By Kaitlin Dunn
As a formal international editor, I was looking forward to the session Foreign Correspondence and Student Media which was supposed to be about incorporating international reporting into student publications.
I was expecting a panel, or a student or two presenting. I was not expecting a sketchy skype call with the students. I don’t know whose idea this was, but considering that half the audience walked out within two minutes of the start of the session, I think we can agree it was a bad one.
I gave it a shot. I wanted to hear the student perspective about writing from abroad, but the connection was so terrible, I could only hear every other word that came out of her mouth.
I felt generally bad for the guy who was running the session. He seemed like a nice fellow, and passionate about foreign reporting, but the technological difficulties made it impossible for me to get anything out of the session, so I abandoned ship with everyone else.
Instead I went to a session on beat reporting. It wasn’t anything groundbreaking, but it was interesting. I never gave much thought to beat reporting before, but everything that was said made sense.

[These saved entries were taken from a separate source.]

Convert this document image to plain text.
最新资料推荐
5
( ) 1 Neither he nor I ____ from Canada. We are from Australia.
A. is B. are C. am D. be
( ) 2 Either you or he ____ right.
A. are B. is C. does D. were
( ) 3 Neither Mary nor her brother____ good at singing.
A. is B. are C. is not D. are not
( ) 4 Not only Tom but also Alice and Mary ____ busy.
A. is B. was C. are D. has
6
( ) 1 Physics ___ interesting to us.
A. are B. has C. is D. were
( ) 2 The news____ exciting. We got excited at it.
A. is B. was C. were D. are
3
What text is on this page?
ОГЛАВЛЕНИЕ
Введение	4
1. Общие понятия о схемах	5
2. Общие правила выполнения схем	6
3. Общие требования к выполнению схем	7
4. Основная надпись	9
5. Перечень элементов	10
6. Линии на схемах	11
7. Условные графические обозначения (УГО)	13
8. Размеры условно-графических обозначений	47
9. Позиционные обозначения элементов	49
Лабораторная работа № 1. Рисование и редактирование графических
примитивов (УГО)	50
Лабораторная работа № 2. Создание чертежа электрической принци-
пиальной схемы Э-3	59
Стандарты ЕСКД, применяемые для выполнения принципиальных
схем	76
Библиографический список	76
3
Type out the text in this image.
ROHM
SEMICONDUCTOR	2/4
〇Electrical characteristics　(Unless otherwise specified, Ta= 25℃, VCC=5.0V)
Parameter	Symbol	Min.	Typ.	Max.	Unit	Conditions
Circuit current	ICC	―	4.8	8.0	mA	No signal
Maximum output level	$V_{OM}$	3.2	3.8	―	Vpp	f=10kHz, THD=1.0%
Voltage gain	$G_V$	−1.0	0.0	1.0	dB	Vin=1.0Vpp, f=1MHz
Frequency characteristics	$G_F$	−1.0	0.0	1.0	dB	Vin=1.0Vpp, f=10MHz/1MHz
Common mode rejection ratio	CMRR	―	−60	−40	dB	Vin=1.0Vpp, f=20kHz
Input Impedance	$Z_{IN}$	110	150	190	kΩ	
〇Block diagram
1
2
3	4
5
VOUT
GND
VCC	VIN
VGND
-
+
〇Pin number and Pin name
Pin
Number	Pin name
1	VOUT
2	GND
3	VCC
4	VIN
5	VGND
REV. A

The most important thing to do with beat reporting is to cultivate relationships, especially with mid level workers such as secretaries, because even if you can’t quote them, they know where you should go and who you should talk to. There is nobody related to your beat that you shouldn’t get to know, follow on twitter or have some sort of relationship with. You never know who will help you out in a situation.
Even though my last session wasn’t what I planned, I still enjoyed it and got a lot out of it.